Qualitative assessments of teaching practice provide additional information about teachers’ contributions to student learning.
Evaluations of teacher performance based on qualitative evidence are sources of information about teachers’ practice that can provide a meaningful assessment of teachers’ effects on student learning. Using data from other states, researchers have found that classroom observations contain useful information about teachers’ contributions to student learning (Garrett & Steinberg, 2015; Grossman et al., 2013; Kane et al., 2011). Observational measures also predict a variety of other important outcomes, including teachers’ content and pedagogical knowledge and professional contributions (Harris & Sass, 2014).
Consistent with prior research, qualitative teacher evaluations in Massachusetts predict student achievement gains. Teachers in Massachusetts are assigned a summative performance rating based on evaluators’ professional judgments incorporating information from observations and artifacts of practice, measures of student learning, other evidence such as student or staff feedback, and educator goal attainment. Statewide in 2016, 84.2 percent of Massachusetts teachers were rated proficient, while 11.5 percent were exemplary, 3.9 percent were needs improvement, and 0.4 percent were unsatisfactory. In Figure 2, using data from 2014 and 2015, we estimate the average differences in student improvement produced by teachers by summative performance rating.[5]
The bars in each figure compare average student achievement gains by teacher rating category to Massachusetts teachers receiving the proficient rating.

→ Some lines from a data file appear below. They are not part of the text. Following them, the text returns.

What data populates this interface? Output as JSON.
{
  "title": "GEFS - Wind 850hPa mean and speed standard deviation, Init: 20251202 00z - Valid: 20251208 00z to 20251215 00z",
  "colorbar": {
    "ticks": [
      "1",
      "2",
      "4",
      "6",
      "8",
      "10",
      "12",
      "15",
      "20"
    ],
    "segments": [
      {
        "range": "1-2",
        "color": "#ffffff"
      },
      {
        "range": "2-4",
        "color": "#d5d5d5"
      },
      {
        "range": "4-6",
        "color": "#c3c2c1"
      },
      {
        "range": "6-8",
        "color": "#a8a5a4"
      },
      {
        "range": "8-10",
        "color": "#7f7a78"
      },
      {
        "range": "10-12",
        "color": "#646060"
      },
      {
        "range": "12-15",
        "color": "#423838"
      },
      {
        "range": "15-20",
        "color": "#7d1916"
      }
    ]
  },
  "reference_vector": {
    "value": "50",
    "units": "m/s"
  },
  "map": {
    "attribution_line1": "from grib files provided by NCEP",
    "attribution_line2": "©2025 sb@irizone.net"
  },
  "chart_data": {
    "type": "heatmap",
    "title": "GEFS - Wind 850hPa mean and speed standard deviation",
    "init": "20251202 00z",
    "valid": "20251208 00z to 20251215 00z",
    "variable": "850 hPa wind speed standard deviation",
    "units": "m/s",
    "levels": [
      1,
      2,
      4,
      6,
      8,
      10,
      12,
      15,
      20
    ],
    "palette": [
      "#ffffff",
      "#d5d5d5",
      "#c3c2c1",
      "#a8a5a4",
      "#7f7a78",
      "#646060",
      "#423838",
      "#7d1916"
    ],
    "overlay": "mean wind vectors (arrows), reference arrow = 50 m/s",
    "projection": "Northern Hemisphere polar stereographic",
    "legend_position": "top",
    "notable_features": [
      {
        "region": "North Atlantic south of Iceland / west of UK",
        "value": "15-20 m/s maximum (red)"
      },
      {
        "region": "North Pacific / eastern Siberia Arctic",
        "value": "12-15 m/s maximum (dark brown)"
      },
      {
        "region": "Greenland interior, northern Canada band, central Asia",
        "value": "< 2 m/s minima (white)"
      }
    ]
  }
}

Students assigned an exemplary teacher accrue about 8 to 10 additional weeks of learning relative to those assigned a proficient teacher. The difference between an exemplary teacher and an unsatisfactory one is even greater, equivalent to about 18 to 24 additional weeks of learning.
As with value-added measures, qualitative results may be affected by factors unrelated to teachers. For instance, high achieving students may better model the learning behavior that observers attempt to measure. Evaluators may also have implicit or explicit biases about the performance of minority students and thus rate the teacher lower in an observation (Gershenson et al., 2016). Either case conflates characteristics of students with the effectiveness of the classroom teacher. Researchers are still exploring the importance of these factors for qualitative measures of teacher practice, but some studies have found that teachers assigned higher achieving students perform better on classroom observations of teacher practice (Steinberg & Garrett, 2016; Whitehurst et al., 2014). Similar to the value-added case, biases in these measures would tend to work against teachers assigned low-achieving students, and tend to overstate true differences in access to effective teaching.